É indiferente o que se pensa sobre as medidas de combate à pandemia, se são ou não adequadas; as indecisões, os ziguezagues. É indiferente porque o mal está feito e é anterior a qualquer resolução do Conselho de Ministros: a pandemia está a ser implacável com a restauração, desde logo porque o sector estava a crescer alavancado em particular pelos inebriantes números do turismo em Portugal – e o turismo há meses que está em suspenso. O pouco que dele se viu no Verão foi insuficiente, mesmo se para algumas casas o mês de Agosto foi melhor este ano do que no anterior. Estávamos fartos de estar em casa. Desconfinámos, fomos, gastámos. Mas nada que salve este ano da desgraça. Bastou os novos casos de Covid-19 aumentarem para a clientela se retrair. O Governo chegou a promover as idas dos portugueses aos restaurantes, e houve até quem encarasse esse encargo como uma obrigação moral, tendo em vista a sobrevivência destes negócios. Dever ou não, tal como Bartleby, há uma maioria silenciosa que prefere não o fazer. Resguarda-se. O teletrabalho não ajuda, deixando as salas de almoço para as moscas. As ajudas públicas em vigor, diz o sector, não são suficientes. Talvez mais grave do que isso seja a impossibilidade de se planear para além do curtíssimo prazo.

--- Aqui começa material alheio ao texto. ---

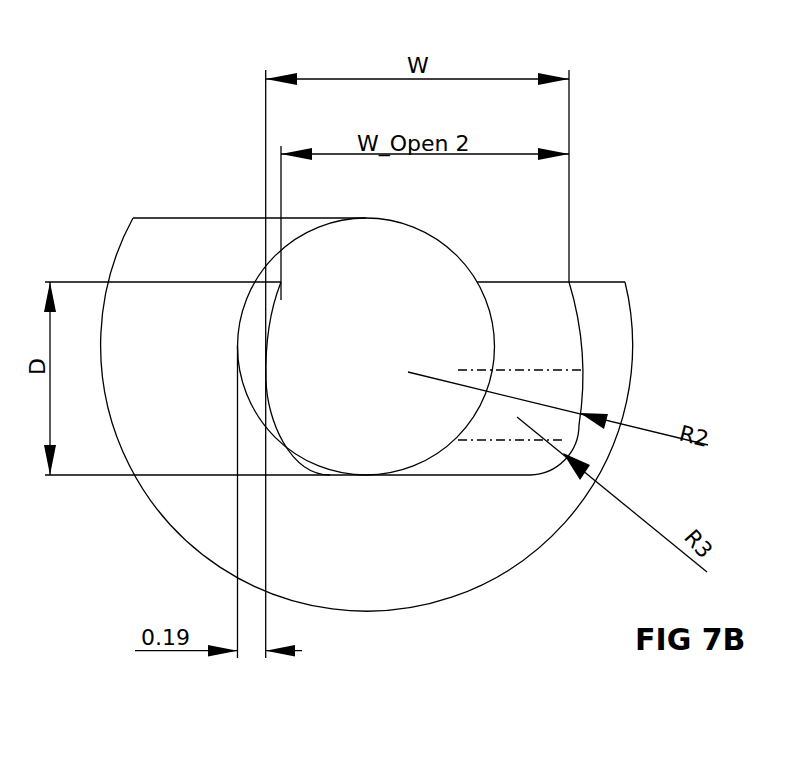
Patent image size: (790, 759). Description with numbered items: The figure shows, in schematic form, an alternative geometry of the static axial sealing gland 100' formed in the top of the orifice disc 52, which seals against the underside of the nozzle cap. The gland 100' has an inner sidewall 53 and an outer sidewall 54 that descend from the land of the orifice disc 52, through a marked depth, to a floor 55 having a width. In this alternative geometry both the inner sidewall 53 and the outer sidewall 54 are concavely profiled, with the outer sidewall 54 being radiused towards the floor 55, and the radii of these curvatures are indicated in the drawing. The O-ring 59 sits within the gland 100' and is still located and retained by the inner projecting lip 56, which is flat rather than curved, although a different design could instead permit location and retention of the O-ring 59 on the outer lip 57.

Como será o Natal e a passagem de ano? Boa pergunta.
“O panorama neste momento está negro. Falando em restauração clássica, os restaurantes estão sem clientes. Não estamos só a falar de uma questão de normas ou directrizes governamentais, mas estamos a falar da população que deixou de ir a restaurantes. E sem clientes o propósito do nosso trabalho fica vazio”, diz Sérgio Cambas, o empresário por detrás d’O Paparico e das cervejarias Brasão, no Porto. O vizinho Rui Paula, chef da Casa de Chá da Boa Nova (duas estrelas Michelin), do DOP e do DOC, corrobora: “Está um terror. Para ter uma noção em percentagem, posso-lhe dizer que está com quebras de facturação de 75% nos restaurantes. É um problema grave. Há um dia em que se trabalha e dois dias em que não se faz nada. Já houve dias de zero clientes, tanto ao almoço como ao jantar. É uma desgraça.”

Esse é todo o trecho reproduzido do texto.